3.3.3. Correlation Network Analysis

The fungal network comprised 39 nodes and 130 edges (Figure 5b). The results showed 84 positive and 46 negative correlations in fungal network analysis. g_Aspergillus was negatively correlated with g_Alternaria (−0.8601) and g_Cladosporium (−0.8322), and g_Alternaria was positively correlated with g_Cladosporium (0.9371).

3.4. Different Breeds Exhibited Variation in Bacterial–Fungal Associations

To explore associations between bacteria and fungi, we examined the 10 genera with the highest relative abundance of bacterial–fungal correlations. Positive relationships linking Stachybotrys with Bacteroides and Faecalibacterium and negative correlations with Escherichia–Shigell were observed in Holstein calves (Figure 8a). Interestingly, the Spearman correlation was higher in GXH calves compared to Holstein. The relative abundance of Fusarium, Talaromyces, and F__others in GXH was positively correlated with the relative abundance of Bacteroides and Faecalibacterium and was negatively correlated with B__others. And there were more positive correlations between Peptostreptococcus and Cladosporium, Alternaria, and negative correlations with F__others (Figure 8b). In summary, these results indicated a complex relationship between bacteria and fungi in the microbiota, and we observed differences between the fungal–bacterial correlation analyzed in different calf breeds.

4. Discussion

Ruminants colonize trillions of microorganisms in the gut that interact with the host and co-evolve. Most microbes inhabiting the gut have profound effects on host physiology and nutrition, which play an integral role in host health [18]. Moreover, metabolites produced by gut microbes and host receptors act through critical interactions between the gut microbiota and different organs [19]. These interactions have profound impacts on the immunity, digestion and absorption, health, growth, and reproduction of the host animal [20]. Therefore, it is crucial to understand the symbiotic relationships between microorganisms and their hosts. However, most microbiome studies have focused on bacteria without considering the multinational nature of microbial ecosystems. The functional ecology of fungi, as an integral part of the microbiome, is poorly understood. In this study, we used 16S rDNA and ITS high-throughput sequencing to analyze and compare the differences in the fecal microorganisms of different breeds of calves, revealing the diversity of the gut microbial composition.
The gut microbiome is regulated by many factors, including growth environment, diet, and host genotype [21]. The structure and composition of the initial gut microbes of domestic animals are derived from the uterus [22] and are significantly influenced by the microbes in the birth canal [23]. We investigated the impact of breed on the fecal microbiota of calves living in the same environment but belonging to different breeds.

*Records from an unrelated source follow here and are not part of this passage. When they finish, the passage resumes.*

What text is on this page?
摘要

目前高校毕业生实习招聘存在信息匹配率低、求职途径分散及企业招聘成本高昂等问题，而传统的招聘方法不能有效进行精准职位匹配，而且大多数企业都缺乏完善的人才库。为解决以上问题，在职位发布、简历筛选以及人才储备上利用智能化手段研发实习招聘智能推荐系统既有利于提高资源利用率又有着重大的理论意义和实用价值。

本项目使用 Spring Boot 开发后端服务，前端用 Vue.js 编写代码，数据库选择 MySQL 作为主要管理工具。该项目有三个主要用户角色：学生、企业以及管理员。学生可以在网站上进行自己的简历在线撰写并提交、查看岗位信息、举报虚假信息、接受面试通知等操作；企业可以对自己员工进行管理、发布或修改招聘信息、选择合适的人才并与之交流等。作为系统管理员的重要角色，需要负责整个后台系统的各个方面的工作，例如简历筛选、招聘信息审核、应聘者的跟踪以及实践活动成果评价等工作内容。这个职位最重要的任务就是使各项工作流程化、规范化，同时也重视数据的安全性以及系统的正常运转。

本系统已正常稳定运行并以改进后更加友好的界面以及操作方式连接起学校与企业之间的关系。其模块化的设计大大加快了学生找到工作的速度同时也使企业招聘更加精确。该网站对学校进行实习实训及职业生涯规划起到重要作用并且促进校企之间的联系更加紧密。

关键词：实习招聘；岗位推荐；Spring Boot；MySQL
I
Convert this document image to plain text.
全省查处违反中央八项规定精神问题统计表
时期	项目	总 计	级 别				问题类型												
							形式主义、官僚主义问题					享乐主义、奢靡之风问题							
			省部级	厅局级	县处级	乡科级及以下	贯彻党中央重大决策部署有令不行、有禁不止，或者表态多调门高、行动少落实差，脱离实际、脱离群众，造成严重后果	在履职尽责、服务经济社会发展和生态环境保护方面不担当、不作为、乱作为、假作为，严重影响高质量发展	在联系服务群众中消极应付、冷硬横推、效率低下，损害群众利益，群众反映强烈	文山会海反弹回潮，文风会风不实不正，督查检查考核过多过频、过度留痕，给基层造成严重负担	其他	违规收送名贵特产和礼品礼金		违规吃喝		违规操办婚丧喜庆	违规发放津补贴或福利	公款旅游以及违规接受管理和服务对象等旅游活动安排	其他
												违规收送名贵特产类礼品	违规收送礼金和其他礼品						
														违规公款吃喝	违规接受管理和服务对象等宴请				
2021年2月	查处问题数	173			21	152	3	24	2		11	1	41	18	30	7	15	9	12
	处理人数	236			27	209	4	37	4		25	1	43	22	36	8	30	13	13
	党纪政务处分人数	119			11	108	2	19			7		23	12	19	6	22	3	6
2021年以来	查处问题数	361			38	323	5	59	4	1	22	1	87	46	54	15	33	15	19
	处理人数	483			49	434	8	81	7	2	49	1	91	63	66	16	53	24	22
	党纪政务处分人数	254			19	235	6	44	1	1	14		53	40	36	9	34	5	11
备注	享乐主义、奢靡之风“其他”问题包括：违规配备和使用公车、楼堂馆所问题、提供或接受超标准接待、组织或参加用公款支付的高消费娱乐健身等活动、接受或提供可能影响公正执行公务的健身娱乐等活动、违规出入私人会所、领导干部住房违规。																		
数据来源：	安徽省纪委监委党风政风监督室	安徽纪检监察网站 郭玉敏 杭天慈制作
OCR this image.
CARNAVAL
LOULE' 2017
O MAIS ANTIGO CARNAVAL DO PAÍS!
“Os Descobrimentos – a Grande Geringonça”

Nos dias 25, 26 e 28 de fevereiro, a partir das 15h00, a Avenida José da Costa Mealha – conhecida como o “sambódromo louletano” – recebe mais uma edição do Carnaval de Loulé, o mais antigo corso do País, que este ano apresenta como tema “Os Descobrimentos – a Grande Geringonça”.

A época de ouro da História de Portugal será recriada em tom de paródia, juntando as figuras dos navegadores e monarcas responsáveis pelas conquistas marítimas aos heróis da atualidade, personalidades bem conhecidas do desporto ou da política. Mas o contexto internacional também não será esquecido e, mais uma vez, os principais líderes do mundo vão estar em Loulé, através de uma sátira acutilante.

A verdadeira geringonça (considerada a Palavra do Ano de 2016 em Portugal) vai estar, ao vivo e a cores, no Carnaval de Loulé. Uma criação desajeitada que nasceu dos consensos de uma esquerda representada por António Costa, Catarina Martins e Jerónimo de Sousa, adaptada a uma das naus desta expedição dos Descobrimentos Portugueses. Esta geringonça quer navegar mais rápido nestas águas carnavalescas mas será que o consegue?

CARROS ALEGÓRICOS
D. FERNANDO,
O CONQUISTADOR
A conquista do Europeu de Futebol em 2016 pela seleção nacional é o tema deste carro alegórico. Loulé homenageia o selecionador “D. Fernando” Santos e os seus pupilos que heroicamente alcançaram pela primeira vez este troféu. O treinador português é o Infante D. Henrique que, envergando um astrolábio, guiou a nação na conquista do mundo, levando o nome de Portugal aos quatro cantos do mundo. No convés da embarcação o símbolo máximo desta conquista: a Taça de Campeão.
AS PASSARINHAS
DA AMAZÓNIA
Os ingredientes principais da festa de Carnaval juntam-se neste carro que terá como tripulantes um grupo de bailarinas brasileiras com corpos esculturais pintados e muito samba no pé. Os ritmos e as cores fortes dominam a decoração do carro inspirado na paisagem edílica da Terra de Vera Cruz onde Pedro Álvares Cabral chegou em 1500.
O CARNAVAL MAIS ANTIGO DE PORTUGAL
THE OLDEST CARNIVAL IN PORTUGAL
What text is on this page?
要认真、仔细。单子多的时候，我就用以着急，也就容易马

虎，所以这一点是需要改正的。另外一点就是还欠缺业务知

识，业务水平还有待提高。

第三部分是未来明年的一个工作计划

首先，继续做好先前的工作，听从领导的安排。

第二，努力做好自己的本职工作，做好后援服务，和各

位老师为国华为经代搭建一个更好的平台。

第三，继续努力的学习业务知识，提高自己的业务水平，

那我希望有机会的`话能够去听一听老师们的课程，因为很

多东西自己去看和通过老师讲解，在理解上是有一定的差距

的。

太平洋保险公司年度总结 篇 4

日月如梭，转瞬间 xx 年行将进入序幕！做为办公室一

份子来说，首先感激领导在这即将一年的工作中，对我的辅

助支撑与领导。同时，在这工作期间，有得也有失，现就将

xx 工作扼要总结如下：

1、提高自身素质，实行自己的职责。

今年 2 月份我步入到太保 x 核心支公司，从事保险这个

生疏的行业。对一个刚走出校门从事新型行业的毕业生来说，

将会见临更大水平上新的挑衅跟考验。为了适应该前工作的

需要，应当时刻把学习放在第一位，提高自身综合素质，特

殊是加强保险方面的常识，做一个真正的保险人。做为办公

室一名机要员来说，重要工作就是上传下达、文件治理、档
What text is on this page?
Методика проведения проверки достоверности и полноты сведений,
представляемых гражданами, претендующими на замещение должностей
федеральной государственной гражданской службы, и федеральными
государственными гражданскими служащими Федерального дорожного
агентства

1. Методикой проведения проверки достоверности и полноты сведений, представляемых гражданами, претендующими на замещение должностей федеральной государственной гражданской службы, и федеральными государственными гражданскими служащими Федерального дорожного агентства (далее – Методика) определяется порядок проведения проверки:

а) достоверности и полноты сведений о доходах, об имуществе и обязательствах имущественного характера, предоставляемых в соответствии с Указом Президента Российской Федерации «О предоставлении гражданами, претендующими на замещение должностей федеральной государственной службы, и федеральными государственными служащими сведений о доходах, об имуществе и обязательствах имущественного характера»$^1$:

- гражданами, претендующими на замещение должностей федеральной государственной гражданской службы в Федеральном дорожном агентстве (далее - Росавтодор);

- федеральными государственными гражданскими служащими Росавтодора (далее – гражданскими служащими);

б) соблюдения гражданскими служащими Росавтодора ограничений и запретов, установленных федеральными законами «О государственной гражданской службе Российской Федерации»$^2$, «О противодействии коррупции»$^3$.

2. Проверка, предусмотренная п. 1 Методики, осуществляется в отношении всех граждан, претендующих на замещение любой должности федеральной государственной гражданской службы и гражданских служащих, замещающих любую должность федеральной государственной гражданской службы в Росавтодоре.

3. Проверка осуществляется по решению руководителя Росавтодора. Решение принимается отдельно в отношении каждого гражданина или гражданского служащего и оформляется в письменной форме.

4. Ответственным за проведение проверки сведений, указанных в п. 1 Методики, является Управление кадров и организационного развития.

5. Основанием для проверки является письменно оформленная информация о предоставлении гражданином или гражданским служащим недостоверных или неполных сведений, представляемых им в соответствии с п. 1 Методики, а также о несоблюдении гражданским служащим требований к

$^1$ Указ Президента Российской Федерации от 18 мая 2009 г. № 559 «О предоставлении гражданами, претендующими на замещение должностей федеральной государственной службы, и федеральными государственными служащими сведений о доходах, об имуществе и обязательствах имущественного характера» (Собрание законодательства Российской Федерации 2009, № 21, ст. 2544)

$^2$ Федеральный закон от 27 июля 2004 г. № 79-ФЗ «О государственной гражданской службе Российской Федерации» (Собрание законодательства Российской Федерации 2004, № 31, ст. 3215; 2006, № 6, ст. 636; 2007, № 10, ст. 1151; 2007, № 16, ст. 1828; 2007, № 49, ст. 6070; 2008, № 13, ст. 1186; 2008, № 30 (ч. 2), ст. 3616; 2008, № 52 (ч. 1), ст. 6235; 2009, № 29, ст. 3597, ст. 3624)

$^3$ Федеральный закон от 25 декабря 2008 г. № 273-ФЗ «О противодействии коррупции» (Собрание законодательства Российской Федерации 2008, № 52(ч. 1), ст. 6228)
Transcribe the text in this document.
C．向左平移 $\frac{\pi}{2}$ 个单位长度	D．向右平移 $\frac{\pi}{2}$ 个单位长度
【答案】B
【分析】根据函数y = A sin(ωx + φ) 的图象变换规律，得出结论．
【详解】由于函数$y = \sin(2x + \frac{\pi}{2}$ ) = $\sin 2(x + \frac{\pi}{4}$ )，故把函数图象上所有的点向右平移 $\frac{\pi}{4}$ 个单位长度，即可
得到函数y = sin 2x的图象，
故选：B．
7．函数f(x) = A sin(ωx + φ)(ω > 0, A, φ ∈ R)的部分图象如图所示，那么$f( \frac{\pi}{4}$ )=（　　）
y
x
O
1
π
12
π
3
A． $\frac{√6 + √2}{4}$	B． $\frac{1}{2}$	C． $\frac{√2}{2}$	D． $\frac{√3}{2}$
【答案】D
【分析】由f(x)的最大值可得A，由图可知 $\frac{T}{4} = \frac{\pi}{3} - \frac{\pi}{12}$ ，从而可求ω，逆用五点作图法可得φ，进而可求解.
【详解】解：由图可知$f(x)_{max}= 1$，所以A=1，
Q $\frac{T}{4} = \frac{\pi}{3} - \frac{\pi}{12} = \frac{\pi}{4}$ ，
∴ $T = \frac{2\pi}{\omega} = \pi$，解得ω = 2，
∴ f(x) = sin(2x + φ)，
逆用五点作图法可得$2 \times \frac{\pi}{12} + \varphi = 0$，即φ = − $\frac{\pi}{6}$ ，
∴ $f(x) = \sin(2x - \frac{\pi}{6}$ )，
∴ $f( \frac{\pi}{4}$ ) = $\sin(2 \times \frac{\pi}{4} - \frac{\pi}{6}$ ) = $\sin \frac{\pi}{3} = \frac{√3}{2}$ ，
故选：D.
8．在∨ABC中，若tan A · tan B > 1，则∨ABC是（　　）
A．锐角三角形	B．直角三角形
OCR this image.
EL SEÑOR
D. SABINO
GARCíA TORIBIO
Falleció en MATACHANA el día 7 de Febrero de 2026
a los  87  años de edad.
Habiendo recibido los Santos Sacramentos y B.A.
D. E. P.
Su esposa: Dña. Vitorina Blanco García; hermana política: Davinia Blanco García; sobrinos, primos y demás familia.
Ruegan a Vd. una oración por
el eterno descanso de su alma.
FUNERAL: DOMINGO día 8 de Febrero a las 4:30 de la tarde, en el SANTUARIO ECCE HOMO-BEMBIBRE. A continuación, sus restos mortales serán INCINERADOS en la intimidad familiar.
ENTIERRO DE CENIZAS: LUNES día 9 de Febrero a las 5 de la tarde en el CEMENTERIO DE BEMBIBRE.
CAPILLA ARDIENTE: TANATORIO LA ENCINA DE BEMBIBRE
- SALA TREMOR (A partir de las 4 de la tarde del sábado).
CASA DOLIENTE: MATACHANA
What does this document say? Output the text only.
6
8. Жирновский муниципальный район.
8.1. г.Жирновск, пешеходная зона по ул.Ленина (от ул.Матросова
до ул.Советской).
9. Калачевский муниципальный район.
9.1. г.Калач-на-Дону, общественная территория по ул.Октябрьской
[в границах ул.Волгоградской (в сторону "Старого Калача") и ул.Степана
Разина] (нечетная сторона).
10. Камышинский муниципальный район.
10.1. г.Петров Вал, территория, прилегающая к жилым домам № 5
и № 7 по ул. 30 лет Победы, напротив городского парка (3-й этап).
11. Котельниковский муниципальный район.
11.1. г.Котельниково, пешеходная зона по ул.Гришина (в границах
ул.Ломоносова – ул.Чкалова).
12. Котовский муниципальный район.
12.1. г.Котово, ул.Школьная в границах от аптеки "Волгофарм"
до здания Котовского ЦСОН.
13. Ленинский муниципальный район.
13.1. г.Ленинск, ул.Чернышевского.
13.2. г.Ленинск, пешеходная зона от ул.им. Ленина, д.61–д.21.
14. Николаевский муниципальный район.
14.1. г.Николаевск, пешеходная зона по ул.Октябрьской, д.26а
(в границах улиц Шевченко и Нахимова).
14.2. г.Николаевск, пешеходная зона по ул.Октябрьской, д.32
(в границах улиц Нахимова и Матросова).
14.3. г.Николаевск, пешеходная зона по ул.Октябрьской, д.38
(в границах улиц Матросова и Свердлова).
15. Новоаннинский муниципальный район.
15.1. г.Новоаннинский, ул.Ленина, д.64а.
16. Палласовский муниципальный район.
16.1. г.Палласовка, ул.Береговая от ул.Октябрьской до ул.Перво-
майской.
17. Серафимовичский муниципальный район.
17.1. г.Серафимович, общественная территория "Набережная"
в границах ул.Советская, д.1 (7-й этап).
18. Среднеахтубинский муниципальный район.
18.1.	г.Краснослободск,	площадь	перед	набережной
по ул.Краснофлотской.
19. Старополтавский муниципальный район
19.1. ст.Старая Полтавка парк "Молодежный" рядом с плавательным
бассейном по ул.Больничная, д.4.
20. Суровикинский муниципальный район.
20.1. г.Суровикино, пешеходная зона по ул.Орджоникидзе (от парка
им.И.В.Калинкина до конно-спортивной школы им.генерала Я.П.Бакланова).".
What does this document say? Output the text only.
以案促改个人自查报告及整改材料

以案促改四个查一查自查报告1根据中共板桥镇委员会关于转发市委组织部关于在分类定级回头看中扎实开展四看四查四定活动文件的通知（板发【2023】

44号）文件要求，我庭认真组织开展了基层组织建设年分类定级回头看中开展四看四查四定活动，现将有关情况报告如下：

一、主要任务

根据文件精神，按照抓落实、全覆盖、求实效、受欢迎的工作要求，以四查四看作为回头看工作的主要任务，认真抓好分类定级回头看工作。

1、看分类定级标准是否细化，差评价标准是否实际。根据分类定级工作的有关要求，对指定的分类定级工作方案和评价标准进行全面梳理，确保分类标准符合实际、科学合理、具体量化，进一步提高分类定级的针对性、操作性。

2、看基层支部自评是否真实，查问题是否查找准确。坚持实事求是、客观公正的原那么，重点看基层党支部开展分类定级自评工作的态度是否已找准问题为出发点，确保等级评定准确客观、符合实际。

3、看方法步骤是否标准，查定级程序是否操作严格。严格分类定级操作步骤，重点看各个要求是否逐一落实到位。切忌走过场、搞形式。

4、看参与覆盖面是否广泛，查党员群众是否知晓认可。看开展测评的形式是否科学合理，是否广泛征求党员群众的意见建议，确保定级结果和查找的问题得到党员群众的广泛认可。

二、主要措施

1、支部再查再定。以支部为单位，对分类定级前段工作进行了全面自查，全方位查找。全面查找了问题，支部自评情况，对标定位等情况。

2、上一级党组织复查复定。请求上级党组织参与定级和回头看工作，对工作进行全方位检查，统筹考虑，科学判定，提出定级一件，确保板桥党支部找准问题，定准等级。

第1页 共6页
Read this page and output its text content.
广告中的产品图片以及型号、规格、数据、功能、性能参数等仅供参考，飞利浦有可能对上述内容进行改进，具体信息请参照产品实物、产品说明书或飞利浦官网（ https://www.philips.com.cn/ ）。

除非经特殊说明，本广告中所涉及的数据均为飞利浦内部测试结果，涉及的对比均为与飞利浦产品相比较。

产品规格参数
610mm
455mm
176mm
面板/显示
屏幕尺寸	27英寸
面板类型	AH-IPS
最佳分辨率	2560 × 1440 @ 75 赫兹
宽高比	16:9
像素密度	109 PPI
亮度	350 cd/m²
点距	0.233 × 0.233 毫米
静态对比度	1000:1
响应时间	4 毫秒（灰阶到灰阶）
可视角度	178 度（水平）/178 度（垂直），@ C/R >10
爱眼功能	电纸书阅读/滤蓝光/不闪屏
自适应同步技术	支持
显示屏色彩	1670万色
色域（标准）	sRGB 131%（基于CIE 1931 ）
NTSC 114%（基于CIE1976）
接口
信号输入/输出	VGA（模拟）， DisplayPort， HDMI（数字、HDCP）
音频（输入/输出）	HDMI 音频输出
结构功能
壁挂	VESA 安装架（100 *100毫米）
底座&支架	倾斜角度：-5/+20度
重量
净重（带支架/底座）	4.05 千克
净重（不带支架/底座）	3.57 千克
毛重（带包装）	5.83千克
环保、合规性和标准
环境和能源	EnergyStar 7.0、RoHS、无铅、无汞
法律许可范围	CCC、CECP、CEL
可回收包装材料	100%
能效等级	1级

Diversity analysis revealed no significant differences between the two breeds. However, analysis of species composition differences revealed that a small amount of microbiota differed. Thus, individual differences in early gut microbiota are primarily explained by genetic differences within the host.
Previous studies have shown that the fecal microorganisms of cattle are dominated by Firmicutes, Bacteroidetes, Proteobacteria, and Actinobacteria [24], which is consistent with the results of the present study. An investigation showed that the fecal microbiota of healthy individuals was dominated by Bacteroidetes and Firmicutes [25]. Brulc et al. [26] revealed that in herbivores, Firmicutes are primarily responsible for carbohydrate utilization, whereas Bacteroidetes are primarily responsible for cellulose catabolism. It plays a beneficial role in the microbial ecology of the ruminant gut. In this study, there were significant differences in F/B in the gut microorganisms of the different breeds, reaching an F/B value of 1.47 in the GXH group, which was higher than that of the Holstein group (F/B = 1.09). Several studies have shown a decrease in the F/B ratio and relative abundance of Firmicutes in numerous IBD cases [27]. Moreover, the phenomenon was present in healthy and diarrhea-ridden cattle gut microorganisms [28]. Proteobacteria are an important group of bacteria after Firmicutes and Bacteroidetes, and are mainly composed of pathogenic bacteria such as Escherichia, Salmonella, Shigella genera, and Vibrio. These bacteria can trigger inflammatory responses in animals by producing substances such as lipopolysaccharides and irritant flagellin [29]. In model species such as mice, supplementation with moderate amounts of Proteobacteria significantly reduced the severity of colitis and tended to correct the dysbiosis associated with colitis [30]. Harry Sokol et al. [31] hypothesized that metabolites secreted by Proteobacteria could block NF-κB activation and IL-8 production. In this study, the relative abundance of Proteobacteria was higher in the Holstein (8.92%) compared to the GXH group (1.53%). However, the excessive relative abundance of Proteobacteria is characteristic of dysbiosis in intestinal microorganisms [32]. Shin et al. [33] observed that a highly stable gut microbiota has a symbiotic interaction with the host immune system and suppresses the pathogenic bacterial population. The higher proportion of Proteobacteria in the intestine suggests their proliferation, indicating an unstable structure of the gut microbial community. This unstable structure has been observed in non-diseased states (e.g., neonatal diarrhea). Therefore, it predicts weaker resistance to diarrhea in Holstein calves.
Further analyses were performed at the genus level to gain more insight into the differences in the fecal microbes of the two breeds. Prevotella and Butyricicoccus, which were included in two groups, produce hydrolases that degrade plant polysaccharides and cellulose to promote host growth [34]. The present study found a higher relative abundance of Prevotella in Holstein calves compared to the GXH group. An increased relative abundance of Prevotella has been found to be associated with pro-inflammatory functions, and treatment of mice with Prevotella exacerbates colitis [35]. And Escherichia–Shigella is a dominant, highly virulent genus in the Holstein group, which produces toxins that can cross intestinal epithelial cells and induce inflammatory responses in animals [36]. This will lead to an increased chance of intestinal dysbiosis in Holstein calves, which is detrimental to gut health. In contrast, Faecalibacterium, the dominant genus in the gut of the GXH group, is a key marker of a healthy gut and has anti-inflammatory and immunomodulatory properties [37]. In another study, the relative abundances of Faecalibacterium and Megamonas in the intestines of frail individuals were lower than those of healthy individuals [38]. Therefore, we speculated that the higher diarrhea rate in Holstein calves was related to the community structure of the intestinal bacteria.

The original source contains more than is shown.